3. Anthony Davis to Lakers
The quick summary of Anthony Davis' move from New Orleans to the Lakers is basically the same as Kawhi's trade to Toronto. Davis requested a trade and won a championship in his first season.
But the long-term implications are a key difference.
The Lakers' title could be the beginning of a run instead of a one-year wonder; Davis plans to re-sign in free agency. And while the Spurs' return was unimpressive, the Pelicans landed Brandon Ingram, Lonzo Ball, Josh Hart and three first-round picks. (They also won the 2019 draft lottery and selected Zion Williamson.)
Los Angeles accomplished its mission of winning a title when pairing Davis with LeBron. New Orleans likely would've lost Davis in free agency anyway and instead built a more promising future.
2. Kawhi Leonard to Spurs
During the 2011 NBA draft, San Antonio sent George Hill to the Indiana Pacers for the rights to Kawhi Leonard and Davis Bertans.
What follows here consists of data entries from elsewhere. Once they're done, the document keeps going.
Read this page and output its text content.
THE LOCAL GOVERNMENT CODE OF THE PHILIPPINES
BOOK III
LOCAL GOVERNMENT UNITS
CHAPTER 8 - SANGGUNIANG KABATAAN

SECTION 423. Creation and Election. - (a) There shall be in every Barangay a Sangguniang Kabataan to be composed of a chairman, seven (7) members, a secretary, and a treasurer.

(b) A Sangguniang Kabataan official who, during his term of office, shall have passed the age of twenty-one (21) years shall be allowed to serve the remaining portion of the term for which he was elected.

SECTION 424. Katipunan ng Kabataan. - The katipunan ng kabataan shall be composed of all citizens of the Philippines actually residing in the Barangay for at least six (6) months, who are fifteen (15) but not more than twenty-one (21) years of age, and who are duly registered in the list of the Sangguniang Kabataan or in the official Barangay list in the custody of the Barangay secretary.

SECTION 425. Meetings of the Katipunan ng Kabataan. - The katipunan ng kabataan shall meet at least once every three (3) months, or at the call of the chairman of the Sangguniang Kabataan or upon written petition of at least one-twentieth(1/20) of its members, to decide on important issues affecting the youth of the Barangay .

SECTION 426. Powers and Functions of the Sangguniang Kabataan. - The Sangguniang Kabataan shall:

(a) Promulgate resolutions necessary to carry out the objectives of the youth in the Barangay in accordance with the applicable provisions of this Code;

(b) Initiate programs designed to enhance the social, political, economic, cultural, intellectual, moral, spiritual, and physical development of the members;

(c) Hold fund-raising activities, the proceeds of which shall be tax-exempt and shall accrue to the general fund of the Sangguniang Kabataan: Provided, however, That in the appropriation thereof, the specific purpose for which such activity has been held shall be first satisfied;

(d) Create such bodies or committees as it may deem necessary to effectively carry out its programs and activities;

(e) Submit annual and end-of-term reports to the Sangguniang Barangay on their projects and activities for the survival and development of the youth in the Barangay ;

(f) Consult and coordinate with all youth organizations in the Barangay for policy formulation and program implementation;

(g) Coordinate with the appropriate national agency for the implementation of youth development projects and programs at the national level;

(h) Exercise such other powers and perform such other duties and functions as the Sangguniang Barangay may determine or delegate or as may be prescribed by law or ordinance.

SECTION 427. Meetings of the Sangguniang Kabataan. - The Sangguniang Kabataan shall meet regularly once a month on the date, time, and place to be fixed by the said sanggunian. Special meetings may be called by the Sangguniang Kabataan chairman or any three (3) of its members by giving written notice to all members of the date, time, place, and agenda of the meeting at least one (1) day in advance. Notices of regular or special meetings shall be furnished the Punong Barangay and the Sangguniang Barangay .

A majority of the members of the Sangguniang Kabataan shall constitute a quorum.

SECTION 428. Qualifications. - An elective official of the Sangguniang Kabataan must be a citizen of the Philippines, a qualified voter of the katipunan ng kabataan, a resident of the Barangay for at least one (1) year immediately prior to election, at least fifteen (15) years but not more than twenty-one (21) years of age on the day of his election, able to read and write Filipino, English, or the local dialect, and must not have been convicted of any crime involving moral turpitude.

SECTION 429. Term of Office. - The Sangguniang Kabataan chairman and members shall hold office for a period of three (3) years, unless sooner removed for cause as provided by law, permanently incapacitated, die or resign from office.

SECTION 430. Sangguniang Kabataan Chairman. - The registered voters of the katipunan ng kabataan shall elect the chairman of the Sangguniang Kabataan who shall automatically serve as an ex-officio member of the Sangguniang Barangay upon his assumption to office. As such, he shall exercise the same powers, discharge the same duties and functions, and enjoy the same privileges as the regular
At the time, it was a stunning trade for the Spurs as they seemingly traded away Tony Parker's successor.
Hill developed into a quality player, but Kawhi helped the Spurs keep winning as Tim Duncan, Manu Ginobili and Parker entered the back end of their respective careers.
Leonard quickly joined the starting lineup and became an absolute force on defense. After falling to the Miami Heat in the 2013 NBA Finals, San Antonio won the 2014 rematch as Kawhi earned Finals MVP.
Though the 2018 breakup was messy and unexpected, Leonard earned two Defensive Player of the Year and first-team All-NBA honors. It was a lopsided trade in the Spurs' favor.
For good measure, Bertans made the NBA jump in 2016 and emerged as a valuable shooter off the bench.
1. LeBron James, Chris Bosh to Heat
Through a pair of sign-and-trades in the summer of 2010, the Heat added both LeBron and Chris Bosh and created a superteam. Miami dealt two first-rounders to both Cleveland and Toronto, respectively, with two second-rounders to Cleveland.
James and Bosh connected with Dwyane Wade, and they guided Miami to four straight Eastern Conference titles from 2011-14. The Heat won NBA titles in both 2012 and 2013.
As if that's not enough, LeBron won two regular-season MVP awards during the four-year stretch. Both he and Bosh appeared in four All-Star games. While they were acquired separately, James and Bosh are forever linked in Miami.
And what they accomplished is unmatched.